ICB challenged over plans to shift patients to trust facing £40m deficit
I have written to NHS Devon's Integrated Care Board demanding answers about plans that would see Torbay patients sent to Royal Devon University Healthcare NHS Foundation Trust - a trust that has publicly declared it will miss its financial targets this year by more than £40 million.
In a formal letter to the ICB, I asked Chair Steve Govett, seven direct questions about how the proposed "Case for Change" can be considered safe or sustainable when the receiving trust is already in financial and operational difficulty.
The key questions:
How can a trust forecasting a £40m+ deficit absorb additional unfunded demand from Torbay?
What evidence shows Royal Devon has the bed capacity, staffing, and discharge capability to handle more patients?
How have the clinical risks of increased travel times been quantified - particularly for time-critical conditions like heart attacks?
Why is Royal Devon's financial fragility not mentioned in public engagement materials?
The letter requests formal written responses and asks that the challenge be recorded within the Case for Change governance framework.
"Without credible, evidence-based answers, it is difficult to see how proposals involving the downgrading of Torbay Hospital could be considered safe, sustainable, or in the best interests of the population," the letter concludes.
I am writing in my capacity as Chair of the Torquay Chamber of Commerce and Chair of the Heart Campaign to formally challenge the assumptions underpinning the Case for Change, specifically where these rely on Royal Devon University Healthcare NHS Foundation Trust (RDUH) absorbing additional demand arising from any downgrading of services at Torbay Hospital.
RDUH has publicly declared that it will fail to meet its financial plan this year and is forecasting a deficit in excess of £40 million. In this context, I am seeking formal assurance from the Integrated Care Board on the following matters, which I consider to be material governance, safety, and sustainability risks.
- Financial viability
What assurance has the ICB received that a trust forecasting a £40m+ deficit has the financial capacity to absorb additional unfunded demand from the Torbay Hospital catchment without further destabilising its financial position or requiring emergency system intervention? - Capacity and flow
What evidence demonstrates that RDUH has sufficient bed capacity, emergency department resilience, and discharge capability to safely accommodate increased activity resulting from a downgrade of Torbay services, given existing pressures on flow and occupancy? - Workforce sustainability
What workforce modelling has been undertaken to demonstrate that RDUH can staff any additional activity safely, particularly in acute and specialist services, in light of existing vacancy rates, rota fragility, and reliance on temporary staffing? - Ambulance and patient safety impact
How have the clinical risks associated with increased travel times, ambulance conveyance delays, and reduced local access to urgent and emergency care been quantified and mitigated, particularly for time-critical conditions affecting Torbay's population? - Risk transfer and system resilience
How does the ICB justify transferring clinical and operational risk from Torbay Hospital to a provider that is already in financial and operational difficulty, and how does this improve overall system resilience rather than concentrate failure? - Governance and assurance
Can the ICB confirm whether NHS England has reviewed and assured the Case for Change in light of RDUH's declared financial position, and whether this risk has been formally recorded and mitigated within the programme risk register? - Transparency and stakeholder confidence
Why has the financial fragility of RDUH not been clearly set out in public engagement materials, and how does the ICB consider this consistent with its duties of transparency, accountability, and adherence to the Nolan Principles of Public Life?

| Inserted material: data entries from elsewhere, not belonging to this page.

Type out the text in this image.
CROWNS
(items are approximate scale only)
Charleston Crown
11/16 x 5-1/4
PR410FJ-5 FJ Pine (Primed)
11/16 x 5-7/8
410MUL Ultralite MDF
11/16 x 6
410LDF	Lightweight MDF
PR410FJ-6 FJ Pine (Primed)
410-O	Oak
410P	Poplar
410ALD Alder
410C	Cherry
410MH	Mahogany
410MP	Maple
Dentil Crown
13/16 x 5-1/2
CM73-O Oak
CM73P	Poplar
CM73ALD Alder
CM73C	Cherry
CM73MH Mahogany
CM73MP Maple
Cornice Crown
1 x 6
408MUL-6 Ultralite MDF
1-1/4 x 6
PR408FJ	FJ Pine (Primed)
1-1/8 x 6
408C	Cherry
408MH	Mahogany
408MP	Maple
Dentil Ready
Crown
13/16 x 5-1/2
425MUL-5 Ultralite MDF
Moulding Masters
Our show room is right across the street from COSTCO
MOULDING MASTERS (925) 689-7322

Given the scale of risk involved, I request that written responses to these questions are provided and that this challenge is formally recorded within the Case for Change governance framework. Without credible, evidence-based answers, it is difficult to see how proposals involving the downgrading of Torbay Hospital could be considered safe, sustainable, or in the best interests of the population.
I would welcome confirmation of how and when the Board intends to address these concerns.